Un jour à la fois…

Ma belle amie,

Hier, j’ai essayé de t’appeler toute la journée et tu ne ne m’as jamais répondu. Je m’inquiétais, mais en réalité, je savais. Aujourd’hui, tu m’as expliqué qu’hier, c’était une mauvaise journée. Hier, on t’a donné un vrai diagnostic. Anorexie. Et parce que tu souffres d’anorexie, tu as des crises de boulimie. (Cercle vicieux.) Hier, on a mis un mot sur ton bobo. On te l’a dit en pleine face, on te l’a répété pour être certain que tu en saisissais l’ampleur; ça t’a donné une couple de coups de pelle au visage.

C’est rare qu’on parle de ça, toi et moi. C’est rare parce que je ne trouve pas les mots et tu ne veux pas les dire, ni même les entendre. Je ne force pas ces conversations; je sais qu’elles viendront quand tu ressentiras l’envie de m’en parler et je le respecte. Je sais que ces temps-ci, ton humeur est souvent tout le temps instable et ton attitude un petit peu très désagréable. Mais c’est correct, on en rit, car toi aussi, tu le sais. Tu le répètes sans cesse, car tu ne comprends pas que les gens restent auprès de toi; toi qui te sens comme un lourd fardeau. Arrête d’angoisser, car, au contraire, s’ils t’aiment, ils seront là, tout près.

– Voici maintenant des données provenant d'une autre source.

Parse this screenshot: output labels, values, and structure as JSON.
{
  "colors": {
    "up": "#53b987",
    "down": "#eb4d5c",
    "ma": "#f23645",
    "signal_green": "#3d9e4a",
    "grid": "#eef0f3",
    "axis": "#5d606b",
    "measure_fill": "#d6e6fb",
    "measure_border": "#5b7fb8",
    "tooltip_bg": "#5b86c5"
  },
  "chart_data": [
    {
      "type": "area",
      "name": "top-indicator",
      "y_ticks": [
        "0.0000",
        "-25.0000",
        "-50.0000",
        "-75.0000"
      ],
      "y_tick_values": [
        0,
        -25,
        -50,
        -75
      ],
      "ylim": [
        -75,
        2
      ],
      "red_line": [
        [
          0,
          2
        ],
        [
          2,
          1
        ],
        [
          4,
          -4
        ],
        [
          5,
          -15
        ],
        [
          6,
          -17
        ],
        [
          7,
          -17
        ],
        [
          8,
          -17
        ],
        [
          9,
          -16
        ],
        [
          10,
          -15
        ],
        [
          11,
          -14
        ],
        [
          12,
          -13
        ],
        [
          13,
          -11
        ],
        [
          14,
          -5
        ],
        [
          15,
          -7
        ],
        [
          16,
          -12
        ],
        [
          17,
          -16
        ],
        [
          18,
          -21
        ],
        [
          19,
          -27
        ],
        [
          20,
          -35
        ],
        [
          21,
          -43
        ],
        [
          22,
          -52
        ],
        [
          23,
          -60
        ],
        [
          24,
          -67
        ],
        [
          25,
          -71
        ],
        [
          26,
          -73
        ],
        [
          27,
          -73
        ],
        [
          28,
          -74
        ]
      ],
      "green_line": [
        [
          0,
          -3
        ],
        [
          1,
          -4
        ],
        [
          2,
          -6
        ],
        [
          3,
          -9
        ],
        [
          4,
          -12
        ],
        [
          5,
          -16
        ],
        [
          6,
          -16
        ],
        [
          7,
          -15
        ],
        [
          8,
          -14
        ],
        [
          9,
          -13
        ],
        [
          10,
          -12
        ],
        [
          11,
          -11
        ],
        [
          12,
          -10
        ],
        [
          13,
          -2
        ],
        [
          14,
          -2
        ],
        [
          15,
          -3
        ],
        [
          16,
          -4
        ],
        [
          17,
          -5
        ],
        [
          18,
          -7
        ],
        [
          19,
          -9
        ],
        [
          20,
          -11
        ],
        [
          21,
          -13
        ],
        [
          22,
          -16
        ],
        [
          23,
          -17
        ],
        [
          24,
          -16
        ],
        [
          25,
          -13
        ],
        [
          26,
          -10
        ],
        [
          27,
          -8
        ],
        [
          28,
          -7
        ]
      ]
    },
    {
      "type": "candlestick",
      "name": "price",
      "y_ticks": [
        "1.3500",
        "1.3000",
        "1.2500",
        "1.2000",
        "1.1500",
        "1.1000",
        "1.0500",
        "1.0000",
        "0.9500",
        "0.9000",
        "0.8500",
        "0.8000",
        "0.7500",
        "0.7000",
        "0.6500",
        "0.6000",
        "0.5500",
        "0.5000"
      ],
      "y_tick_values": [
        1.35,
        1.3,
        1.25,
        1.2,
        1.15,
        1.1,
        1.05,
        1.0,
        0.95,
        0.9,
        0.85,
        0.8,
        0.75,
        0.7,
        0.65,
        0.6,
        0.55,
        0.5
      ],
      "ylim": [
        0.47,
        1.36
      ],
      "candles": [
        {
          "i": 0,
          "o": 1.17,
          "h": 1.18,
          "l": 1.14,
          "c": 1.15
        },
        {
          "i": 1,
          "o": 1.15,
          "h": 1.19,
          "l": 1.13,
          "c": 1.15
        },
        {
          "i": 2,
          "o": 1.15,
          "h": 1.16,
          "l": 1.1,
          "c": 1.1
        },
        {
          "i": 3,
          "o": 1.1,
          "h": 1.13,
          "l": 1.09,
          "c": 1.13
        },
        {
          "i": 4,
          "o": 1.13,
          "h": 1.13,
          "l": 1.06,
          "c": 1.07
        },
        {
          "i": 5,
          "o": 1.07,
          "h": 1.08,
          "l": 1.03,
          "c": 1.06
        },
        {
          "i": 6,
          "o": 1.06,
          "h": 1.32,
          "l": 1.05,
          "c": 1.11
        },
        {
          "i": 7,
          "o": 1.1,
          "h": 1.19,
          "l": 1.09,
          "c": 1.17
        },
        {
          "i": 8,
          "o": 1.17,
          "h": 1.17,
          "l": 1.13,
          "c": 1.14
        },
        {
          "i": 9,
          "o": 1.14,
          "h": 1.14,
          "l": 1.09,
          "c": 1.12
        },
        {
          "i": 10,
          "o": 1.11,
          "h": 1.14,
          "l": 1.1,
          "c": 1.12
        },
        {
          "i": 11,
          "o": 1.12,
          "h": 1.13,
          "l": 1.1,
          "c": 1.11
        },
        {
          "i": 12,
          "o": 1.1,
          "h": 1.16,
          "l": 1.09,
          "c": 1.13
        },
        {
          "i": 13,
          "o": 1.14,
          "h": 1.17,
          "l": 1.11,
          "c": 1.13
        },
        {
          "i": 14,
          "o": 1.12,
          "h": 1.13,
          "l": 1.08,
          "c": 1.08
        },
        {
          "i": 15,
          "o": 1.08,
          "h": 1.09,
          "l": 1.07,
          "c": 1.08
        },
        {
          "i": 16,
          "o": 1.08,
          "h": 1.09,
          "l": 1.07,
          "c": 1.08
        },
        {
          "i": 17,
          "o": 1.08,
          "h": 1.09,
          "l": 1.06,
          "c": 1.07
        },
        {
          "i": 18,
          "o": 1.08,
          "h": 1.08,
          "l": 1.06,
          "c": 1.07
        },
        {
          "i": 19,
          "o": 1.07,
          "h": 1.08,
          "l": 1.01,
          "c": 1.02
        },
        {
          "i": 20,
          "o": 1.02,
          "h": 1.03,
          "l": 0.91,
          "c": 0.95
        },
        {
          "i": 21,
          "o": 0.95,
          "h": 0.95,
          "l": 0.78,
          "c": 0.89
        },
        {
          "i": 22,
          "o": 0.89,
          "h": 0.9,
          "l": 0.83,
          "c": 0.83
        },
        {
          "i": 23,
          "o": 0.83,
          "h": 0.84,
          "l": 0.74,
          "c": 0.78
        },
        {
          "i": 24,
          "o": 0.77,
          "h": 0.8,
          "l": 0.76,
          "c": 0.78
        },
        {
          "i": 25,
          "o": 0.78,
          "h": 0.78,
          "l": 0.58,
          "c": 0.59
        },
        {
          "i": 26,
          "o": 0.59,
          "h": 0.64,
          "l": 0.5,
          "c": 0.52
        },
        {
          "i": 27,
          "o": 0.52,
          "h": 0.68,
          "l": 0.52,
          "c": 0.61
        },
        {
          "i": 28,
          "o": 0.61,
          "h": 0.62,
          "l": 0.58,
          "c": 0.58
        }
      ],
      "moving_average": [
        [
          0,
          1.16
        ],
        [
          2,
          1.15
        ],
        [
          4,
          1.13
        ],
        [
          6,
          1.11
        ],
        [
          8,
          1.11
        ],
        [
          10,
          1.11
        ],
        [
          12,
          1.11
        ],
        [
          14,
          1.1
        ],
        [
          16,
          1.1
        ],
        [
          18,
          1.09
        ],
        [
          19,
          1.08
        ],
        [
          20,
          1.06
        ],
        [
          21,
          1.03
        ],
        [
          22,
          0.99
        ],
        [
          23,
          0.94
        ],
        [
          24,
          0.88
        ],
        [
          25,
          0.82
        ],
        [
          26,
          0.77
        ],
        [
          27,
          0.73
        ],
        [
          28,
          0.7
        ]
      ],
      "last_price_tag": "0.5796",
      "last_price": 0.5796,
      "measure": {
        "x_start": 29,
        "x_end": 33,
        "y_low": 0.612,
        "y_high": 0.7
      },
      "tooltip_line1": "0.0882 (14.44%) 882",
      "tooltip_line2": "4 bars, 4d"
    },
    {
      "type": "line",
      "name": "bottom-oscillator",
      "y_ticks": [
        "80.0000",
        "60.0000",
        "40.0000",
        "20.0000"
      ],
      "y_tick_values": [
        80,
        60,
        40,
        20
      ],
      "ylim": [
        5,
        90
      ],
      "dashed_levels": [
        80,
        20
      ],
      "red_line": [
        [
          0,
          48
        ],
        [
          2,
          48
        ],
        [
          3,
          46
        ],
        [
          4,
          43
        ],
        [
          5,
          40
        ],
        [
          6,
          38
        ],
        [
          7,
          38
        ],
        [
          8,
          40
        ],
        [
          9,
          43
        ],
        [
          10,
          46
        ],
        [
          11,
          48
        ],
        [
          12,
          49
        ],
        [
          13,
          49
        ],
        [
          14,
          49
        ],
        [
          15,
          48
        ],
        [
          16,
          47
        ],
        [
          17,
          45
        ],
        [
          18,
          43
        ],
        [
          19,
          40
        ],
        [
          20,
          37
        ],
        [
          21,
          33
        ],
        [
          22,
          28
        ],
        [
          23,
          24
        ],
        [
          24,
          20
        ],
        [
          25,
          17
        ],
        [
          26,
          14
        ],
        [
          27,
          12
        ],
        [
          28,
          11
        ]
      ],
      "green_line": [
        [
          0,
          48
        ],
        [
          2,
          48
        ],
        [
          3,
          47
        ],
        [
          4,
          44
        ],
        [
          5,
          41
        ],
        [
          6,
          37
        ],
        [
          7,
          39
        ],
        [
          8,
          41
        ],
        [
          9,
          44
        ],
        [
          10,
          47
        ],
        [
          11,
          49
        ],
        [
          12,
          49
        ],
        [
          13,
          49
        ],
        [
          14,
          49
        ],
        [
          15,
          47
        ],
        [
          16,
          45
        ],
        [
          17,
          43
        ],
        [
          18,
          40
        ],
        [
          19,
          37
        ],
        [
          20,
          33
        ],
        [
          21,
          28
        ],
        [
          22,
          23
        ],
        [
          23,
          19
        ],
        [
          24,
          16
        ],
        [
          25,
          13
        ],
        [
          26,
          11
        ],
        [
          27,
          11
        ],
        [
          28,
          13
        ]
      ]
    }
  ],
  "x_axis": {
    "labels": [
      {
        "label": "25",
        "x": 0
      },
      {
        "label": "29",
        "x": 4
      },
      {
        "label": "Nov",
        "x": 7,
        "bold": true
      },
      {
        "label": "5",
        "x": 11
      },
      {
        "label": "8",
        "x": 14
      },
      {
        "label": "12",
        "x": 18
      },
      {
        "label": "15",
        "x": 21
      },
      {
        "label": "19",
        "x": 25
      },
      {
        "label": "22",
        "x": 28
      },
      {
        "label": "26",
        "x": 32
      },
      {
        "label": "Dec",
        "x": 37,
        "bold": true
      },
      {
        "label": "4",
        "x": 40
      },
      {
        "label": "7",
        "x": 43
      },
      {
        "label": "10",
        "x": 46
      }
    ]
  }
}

Il n’y a pas longtemps, tu t’es retrouvée à l’hôpital, à quelques portes de la psychiatrie. Psychiatrie. Un mot qui t’a fait peur. Un endroit sombre où tu ne veux pas te retrouver. Tu sais ce que c’est et tu ne veux pas ça. L’hôpital t’a donc présenté une gentille psychologue en trouble alimentaire, avec qui tu n’as pas eu le choix d’entreprendre une thérapie. C’est la première fois que tu vois un spécialiste plus de deux ou trois fois. J’ai envie de la remercier et de lui dire qu’elle est en train, petit à petit, très petit à très petit, de me redonner mon amie. Elle te donne des petits défis chaque semaine et ça, ça te garde en vie et ça te motive. Après tout, tu as toujours aimé les défis; tu as toujours vu cela comme un jeu. C’est pareil aujourd’hui. La seule différence, c’est que dans ce jeu, si tu ne suis pas les règles correctement, si tu ne les écoutes pas attentivement, il peut avoir ta peau.

Source : Etsy

Source : Etsy

Avant de la rencontrer, tu ne mangeais presque plus rien. Aujourd’hui, tu manges trois fois par jour; ou presque. De petites choses. Des repas qui n’en sont pas vraiment, mais qui te font reprendre l’habitude de te mettre quelque chose sous la dent. Un jour à la fois. Un repas à la fois. Tu ne jeûnes plus. Ce que tu avales, tu le gardes. Et ça, c’est tout un step que tu as fait là. Aussi, avant elle, la balance était ta meilleure amie ou ta pire ennemie selon ce qu’elle affichait les soixante fois par jour où tu te pesais! Maintenant, la balance ne peut plus déterminer tes journées puisque tu ne sais pas combien tu pèses… À part le vendredi. Chaque vendredi est une surprise. Chaque vendredi, je ne sais pas si tu me répondras.

Ma belle amie, un repas à la fois, un jour à la fois, tout se replacera. Lentement, tu te débarrasseras de la balance qui n’aurait jamais dû entrer chez toi. Bientôt, tu pourras crier «Victoire!» et ce sera un grand pas, car on pourra dire que les chiffres ne contrôlent plus ta vie, ni ta faim. Et peut-être même que tu t’aimeras, qui sait? Si tu savais comme j’ai hâte de te l’entendre dire pour la première fois de ma vie. Si tu savais comme j’ai hâte que tu t’aimes autant que je t’aime. N’oublie pas, le jour où tu mettras la balance dans un sac de vidanges, éclatée en mille morceaux, je veux être là. Je veux être avec toi pour sauter dessus et la lancer; juste lui faire mal. Lui faire mal comme elle t’a fait mal à toi.